Subscribe to the first year of The Personal investing Course (Pi).  The annual fee is $299, but to introduce you to this online, course that is based on real time investing, I am knocking $102 off the subscription.  Plus you receive FREE the $29.95 report “Three Currency Patterns for 50% Profits or More”, the $39.95 report “Silver Dip 2019” and our latest $297 online seminar for a total savings of $468.90.


Triple Guarantee

Enroll in Pi.  Get the basic training, the 46 market value report, access to all the updates of the past two years, the two reports and the Value Investing Seminar right away. 

#1:  I guarantee you’ll learn ideas about investing that are unique and can reduce stress as they help you enhance your profits through slow, worry free, easy diversified investing.

If you are not totally happy, simply let me know.

#2:  I guarantee you can cancel your subscription within 60 days and I’ll refund your subscription fee in full, no questions asked.
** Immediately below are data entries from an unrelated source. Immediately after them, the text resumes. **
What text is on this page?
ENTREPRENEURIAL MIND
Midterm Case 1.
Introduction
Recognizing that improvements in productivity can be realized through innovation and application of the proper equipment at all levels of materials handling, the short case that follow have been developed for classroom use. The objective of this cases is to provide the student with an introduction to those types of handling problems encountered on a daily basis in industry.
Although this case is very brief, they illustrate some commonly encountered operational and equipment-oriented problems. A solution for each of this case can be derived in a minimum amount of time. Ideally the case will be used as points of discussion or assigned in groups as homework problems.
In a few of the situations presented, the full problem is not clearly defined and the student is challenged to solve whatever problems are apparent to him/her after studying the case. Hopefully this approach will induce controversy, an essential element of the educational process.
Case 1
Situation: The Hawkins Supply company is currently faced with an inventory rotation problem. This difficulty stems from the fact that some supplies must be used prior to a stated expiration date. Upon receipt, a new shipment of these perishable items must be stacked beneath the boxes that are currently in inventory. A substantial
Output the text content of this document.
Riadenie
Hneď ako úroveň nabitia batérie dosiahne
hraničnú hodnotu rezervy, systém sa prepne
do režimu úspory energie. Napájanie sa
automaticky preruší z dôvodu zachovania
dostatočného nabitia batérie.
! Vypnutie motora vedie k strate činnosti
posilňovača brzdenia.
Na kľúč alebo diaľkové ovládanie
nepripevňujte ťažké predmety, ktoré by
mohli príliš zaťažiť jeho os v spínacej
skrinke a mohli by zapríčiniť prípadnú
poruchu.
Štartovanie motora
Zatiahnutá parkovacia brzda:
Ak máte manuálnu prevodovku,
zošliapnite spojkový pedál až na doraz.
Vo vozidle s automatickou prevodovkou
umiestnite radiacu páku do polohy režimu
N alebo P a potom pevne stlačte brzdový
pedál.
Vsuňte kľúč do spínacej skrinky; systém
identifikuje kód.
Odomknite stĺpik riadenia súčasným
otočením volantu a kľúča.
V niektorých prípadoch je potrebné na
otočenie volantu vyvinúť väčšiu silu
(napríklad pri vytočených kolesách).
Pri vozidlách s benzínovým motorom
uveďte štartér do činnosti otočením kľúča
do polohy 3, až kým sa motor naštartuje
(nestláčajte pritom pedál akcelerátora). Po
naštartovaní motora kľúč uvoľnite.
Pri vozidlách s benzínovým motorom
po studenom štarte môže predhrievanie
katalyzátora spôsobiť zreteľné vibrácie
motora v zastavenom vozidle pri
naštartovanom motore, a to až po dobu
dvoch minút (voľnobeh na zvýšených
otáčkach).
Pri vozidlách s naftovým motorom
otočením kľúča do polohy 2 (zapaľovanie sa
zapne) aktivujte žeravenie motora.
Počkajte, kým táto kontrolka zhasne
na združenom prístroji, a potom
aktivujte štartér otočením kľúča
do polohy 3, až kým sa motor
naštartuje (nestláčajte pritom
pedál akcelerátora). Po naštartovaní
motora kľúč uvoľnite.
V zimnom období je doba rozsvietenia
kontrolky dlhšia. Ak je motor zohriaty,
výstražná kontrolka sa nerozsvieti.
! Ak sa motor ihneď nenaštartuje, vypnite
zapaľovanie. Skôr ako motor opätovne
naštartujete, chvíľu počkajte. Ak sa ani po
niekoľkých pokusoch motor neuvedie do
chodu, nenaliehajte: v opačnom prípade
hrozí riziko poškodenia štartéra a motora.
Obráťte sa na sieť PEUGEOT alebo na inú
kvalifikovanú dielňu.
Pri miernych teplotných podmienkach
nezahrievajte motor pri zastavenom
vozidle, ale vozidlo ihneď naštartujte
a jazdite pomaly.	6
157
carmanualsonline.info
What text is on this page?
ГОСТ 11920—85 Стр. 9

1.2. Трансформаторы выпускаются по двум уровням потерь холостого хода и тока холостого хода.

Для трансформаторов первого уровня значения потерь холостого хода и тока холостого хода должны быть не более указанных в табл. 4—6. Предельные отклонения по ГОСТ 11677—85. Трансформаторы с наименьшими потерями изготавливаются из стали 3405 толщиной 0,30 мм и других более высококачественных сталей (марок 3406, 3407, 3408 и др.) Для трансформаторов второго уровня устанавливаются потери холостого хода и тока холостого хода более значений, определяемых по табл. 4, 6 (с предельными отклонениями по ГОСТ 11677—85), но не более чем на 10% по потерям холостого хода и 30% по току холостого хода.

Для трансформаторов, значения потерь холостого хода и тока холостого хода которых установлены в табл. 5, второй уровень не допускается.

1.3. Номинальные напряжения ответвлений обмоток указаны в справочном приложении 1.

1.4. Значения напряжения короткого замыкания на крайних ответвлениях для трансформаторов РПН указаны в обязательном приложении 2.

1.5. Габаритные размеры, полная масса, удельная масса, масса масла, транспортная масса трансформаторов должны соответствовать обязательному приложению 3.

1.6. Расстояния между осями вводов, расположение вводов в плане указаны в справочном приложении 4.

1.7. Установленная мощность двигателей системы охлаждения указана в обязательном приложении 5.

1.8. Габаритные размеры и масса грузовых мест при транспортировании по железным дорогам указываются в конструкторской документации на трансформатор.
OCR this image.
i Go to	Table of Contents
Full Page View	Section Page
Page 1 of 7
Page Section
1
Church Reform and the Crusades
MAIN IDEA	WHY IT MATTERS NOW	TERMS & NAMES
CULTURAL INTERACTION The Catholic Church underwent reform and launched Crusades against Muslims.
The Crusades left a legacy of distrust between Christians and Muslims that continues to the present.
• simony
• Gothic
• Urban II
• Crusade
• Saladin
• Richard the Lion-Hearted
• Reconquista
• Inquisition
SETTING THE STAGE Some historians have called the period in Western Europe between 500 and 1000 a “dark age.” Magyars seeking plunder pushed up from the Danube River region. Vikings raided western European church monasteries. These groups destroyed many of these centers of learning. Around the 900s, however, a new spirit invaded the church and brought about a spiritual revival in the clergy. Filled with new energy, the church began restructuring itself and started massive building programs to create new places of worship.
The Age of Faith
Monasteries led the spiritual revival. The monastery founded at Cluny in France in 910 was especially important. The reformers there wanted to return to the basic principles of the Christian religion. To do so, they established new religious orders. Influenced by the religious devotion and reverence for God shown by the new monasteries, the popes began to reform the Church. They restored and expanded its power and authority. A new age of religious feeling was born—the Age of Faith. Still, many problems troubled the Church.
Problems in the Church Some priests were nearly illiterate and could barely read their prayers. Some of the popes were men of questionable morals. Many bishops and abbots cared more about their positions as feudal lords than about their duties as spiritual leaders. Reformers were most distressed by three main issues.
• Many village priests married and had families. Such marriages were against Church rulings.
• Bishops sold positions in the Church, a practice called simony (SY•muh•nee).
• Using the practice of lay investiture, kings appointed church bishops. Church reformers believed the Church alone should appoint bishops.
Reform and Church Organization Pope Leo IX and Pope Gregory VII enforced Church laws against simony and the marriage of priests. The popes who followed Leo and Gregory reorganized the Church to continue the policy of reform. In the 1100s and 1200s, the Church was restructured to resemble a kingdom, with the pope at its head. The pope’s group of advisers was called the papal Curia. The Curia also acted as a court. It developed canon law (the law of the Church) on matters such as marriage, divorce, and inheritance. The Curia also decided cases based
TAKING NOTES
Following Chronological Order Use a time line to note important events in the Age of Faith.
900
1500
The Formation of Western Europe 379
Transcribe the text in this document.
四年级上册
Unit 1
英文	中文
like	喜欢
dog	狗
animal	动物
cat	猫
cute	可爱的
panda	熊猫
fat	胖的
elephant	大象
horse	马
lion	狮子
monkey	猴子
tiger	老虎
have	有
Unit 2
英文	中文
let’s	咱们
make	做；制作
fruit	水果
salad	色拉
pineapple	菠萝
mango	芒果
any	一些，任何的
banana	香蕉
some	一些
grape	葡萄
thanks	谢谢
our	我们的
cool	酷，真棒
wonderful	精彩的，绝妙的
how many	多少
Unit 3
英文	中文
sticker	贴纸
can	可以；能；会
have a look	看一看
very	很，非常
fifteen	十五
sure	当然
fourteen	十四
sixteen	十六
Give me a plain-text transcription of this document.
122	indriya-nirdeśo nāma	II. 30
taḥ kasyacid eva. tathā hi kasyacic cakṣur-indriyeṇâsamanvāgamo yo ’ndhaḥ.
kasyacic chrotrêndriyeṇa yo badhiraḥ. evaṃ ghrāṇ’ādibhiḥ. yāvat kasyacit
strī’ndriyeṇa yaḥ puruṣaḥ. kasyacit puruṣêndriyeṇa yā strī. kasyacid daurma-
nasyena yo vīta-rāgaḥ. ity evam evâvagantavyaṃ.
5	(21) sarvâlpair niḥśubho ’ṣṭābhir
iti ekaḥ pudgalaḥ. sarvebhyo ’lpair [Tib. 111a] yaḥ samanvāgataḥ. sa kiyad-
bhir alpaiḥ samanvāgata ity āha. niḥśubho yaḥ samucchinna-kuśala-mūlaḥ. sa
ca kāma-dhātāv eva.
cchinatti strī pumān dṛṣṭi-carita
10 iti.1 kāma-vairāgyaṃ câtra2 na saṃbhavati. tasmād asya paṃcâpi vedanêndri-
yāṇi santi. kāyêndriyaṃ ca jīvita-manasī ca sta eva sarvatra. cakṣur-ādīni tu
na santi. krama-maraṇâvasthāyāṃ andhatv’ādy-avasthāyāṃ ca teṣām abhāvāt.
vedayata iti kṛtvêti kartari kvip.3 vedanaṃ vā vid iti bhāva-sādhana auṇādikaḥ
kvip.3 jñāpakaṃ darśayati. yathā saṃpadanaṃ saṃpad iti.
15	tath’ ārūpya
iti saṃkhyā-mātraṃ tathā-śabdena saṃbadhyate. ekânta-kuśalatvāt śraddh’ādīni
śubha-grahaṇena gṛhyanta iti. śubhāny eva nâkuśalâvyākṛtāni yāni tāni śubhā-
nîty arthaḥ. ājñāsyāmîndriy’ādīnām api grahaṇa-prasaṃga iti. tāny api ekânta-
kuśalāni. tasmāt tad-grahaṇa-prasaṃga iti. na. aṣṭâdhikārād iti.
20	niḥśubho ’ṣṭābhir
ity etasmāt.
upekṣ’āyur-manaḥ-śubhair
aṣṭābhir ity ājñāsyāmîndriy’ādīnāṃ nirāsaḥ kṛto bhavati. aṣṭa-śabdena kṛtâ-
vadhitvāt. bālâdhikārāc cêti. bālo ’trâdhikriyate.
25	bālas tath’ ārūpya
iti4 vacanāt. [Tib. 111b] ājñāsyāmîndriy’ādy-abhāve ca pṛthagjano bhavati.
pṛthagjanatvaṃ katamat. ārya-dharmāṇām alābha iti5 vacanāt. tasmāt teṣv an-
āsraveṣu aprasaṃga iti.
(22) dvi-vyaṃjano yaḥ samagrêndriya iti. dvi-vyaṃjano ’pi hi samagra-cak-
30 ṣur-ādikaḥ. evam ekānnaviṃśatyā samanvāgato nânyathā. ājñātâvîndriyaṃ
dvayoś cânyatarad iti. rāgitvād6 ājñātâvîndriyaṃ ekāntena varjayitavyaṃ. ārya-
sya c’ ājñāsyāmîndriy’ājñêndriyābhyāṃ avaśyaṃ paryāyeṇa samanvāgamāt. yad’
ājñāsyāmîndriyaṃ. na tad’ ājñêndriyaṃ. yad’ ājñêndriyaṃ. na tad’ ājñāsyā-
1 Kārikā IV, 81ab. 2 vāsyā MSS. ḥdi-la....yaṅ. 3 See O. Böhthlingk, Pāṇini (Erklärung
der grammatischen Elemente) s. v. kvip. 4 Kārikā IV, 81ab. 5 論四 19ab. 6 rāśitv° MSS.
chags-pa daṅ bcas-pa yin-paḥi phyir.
#3:  You can keep the two reports and Value Investing Seminar as my thanks for trying.

You have nothing to lose except the fear.   You gain the ultimate form of financial security as you reduce risk and increase profit potential.

Subscribe to Pi now, get the 130 page basic training, the 120 page 46 market value analysis, access to over 100 previous Pifolio updates, the “Silver Dip 2019” and “Three Currency Patterns For 50% Profits or More” reports, and value investment seminar, plus begin receiving regular Pifolio updates throughout the year.

Subscribe to a Pi annual subscription for $197 and receive all the above.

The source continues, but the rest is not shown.